Márcio Pochmann, presidente do IPEA, vem dizendo que em 2030 teremos uma grande população de idosos, e que é preciso preparar-se para isso. Basta ver a quantidade de grupos ou Clubes da Terceira Idade ou da Melhor Idade. Serão outros tempos, outras formas de convivência, outros cuidados com
a vida e a natureza. Oportuno, pois, o tema da Campanha da Fraternidade/2012, “Fraternidade e Saúde Pública”, “que a saúde se difunda sobre a terra” (Ecl. 38, 8), para “refletir sobre a realidade da saúde no Brasil em vista de uma vida saudável, suscitando o espírito fraterno e comunitário das pessoas na atenção aos enfermos e mobilizar por melhoria no sistema público de saúde”.

O tema da saúde é complexo. Como diz o texto da Campanha, “a vida saudável requer harmonia entre corpo e espírito, entre pessoa e ambiente, entre personalidade e responsabilidade”. Por isso, se “a saúde é uma condição essencial para o desenvolvimento pessoal e comunitário”, é preciso, entre outras coisas: “articular o tema saúde com a alimentação, a educação, o trabalho, a remuneração, a promoção da mulher, da criança, da ecologia, do meio ambiente, etc.; as ações de promoção da saúde e defesa da vida devem contribuir para a construção de políticas públicas e de projetos de desenvolvimento nacional, local e paroquial, calcada em projetos como a igualdade, a solidariedade, a justiça, a democracia, a qualidade de vida e a participação cidadã”.
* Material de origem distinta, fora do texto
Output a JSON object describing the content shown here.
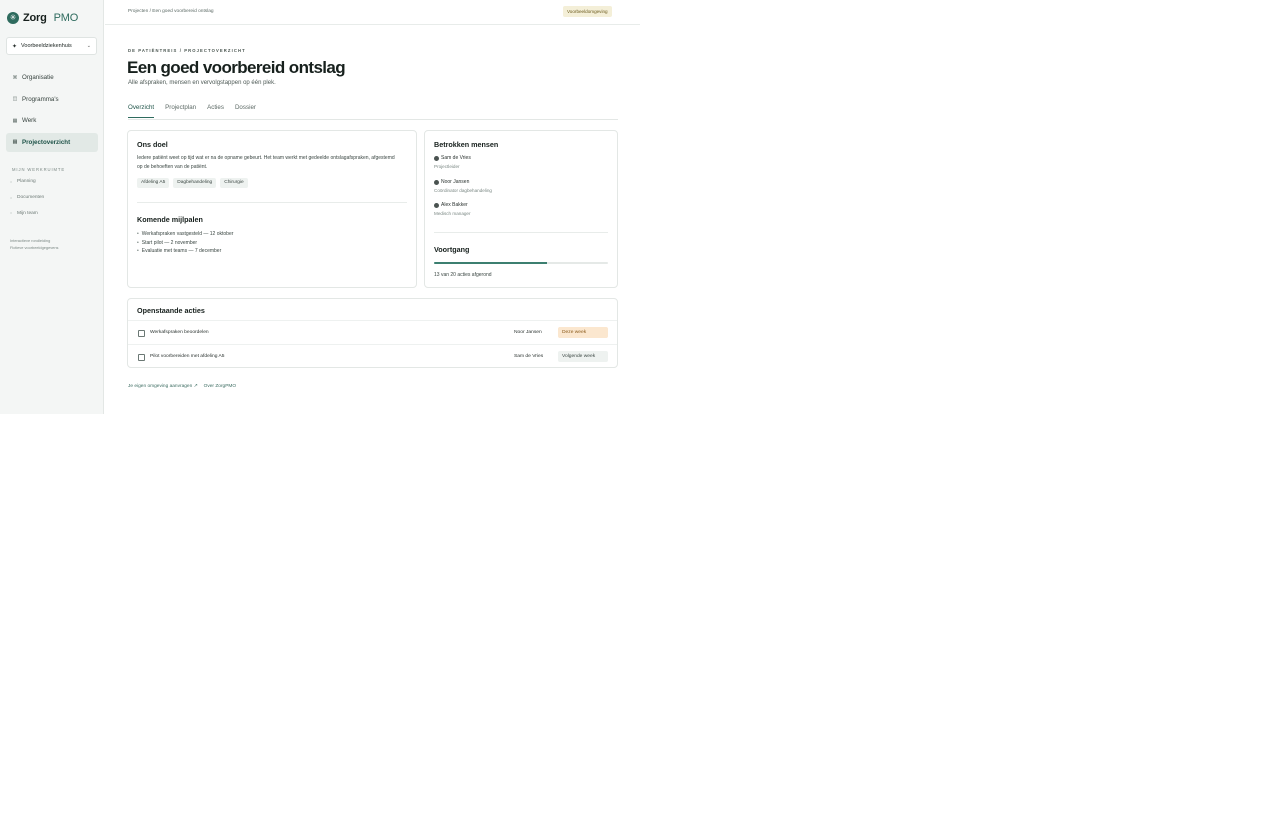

O mundo, ou a sua parte mais rica, está em crise, econômica, social, ambiental e de valores. Diz a Campanha da Fraternidade: “Na raiz deste processo, encontra-se a corrida desenvolvimentista desenfreada, liderada pelos países detentores de capitais para investimento tecnológico. Este movimento teve um efeito cascata negativo na natureza, ao expor a vida e o meio ambiente a elementos prejudiciais e agressores. Dentre tais consequências estão a poluição dos mananciais de água potável, a disseminação de campos eletromagnéticos, a poluição atmosférica, a contaminação por agrotóxicos, a contaminação dos solos por resíduos, a ocorrência de desastres ambientais”.
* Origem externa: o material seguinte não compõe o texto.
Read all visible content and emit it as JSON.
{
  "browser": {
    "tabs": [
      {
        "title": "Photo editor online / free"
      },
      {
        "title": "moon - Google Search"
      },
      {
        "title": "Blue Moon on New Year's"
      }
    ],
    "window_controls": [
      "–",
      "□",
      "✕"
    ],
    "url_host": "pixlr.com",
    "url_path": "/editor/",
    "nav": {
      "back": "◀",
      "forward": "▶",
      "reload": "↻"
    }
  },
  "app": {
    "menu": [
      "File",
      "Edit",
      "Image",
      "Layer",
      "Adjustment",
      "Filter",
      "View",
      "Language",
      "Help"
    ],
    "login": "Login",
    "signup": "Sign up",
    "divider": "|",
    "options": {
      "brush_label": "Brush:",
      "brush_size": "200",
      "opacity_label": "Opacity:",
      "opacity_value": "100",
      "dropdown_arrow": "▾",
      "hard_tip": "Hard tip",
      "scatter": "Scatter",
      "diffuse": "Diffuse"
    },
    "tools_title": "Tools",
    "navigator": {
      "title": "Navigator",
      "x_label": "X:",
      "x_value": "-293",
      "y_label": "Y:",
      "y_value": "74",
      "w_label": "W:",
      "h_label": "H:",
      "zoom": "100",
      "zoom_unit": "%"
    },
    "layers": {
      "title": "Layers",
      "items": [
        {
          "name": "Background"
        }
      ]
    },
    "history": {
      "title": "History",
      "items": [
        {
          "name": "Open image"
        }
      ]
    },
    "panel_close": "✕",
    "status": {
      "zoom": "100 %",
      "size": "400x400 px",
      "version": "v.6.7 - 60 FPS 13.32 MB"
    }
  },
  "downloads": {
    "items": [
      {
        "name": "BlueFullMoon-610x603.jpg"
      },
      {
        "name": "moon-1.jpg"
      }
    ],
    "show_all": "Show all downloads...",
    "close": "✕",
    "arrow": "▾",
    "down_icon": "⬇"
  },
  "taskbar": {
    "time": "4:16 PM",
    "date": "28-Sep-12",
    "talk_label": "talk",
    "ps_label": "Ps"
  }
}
É preciso olhar à frente dos problemas imediatos, quando se pensa em saúde das pessoas. É preciso pensar na saúde do planeta terra. Isso exige uma avaliação crítica dos modelos de desenvolvimento implantados nos últimos séculos, a partir do capitalismo. Exige um olhar que envolve o cuidado com a natureza, ver as formas de produção de alimentos, reavaliar o que e como se come todos os dias e pensar o sentido da vida, não só humana, mas também de animais e plantas. Não se trata, pois, apenas de hospitais, de postos de saúde e um sistema público de saúde que garanta acesso universal, embora tudo isso seja fundamental e não deva ser secundarizado. As pessoas pagam impostos para terem um atendimento descente e rápido. Mas é preciso mais, muito mais nestes tempos de vida corrida, de exigência de resultados, de busca do lucro e do ganho fácil, do ter em vez do ser.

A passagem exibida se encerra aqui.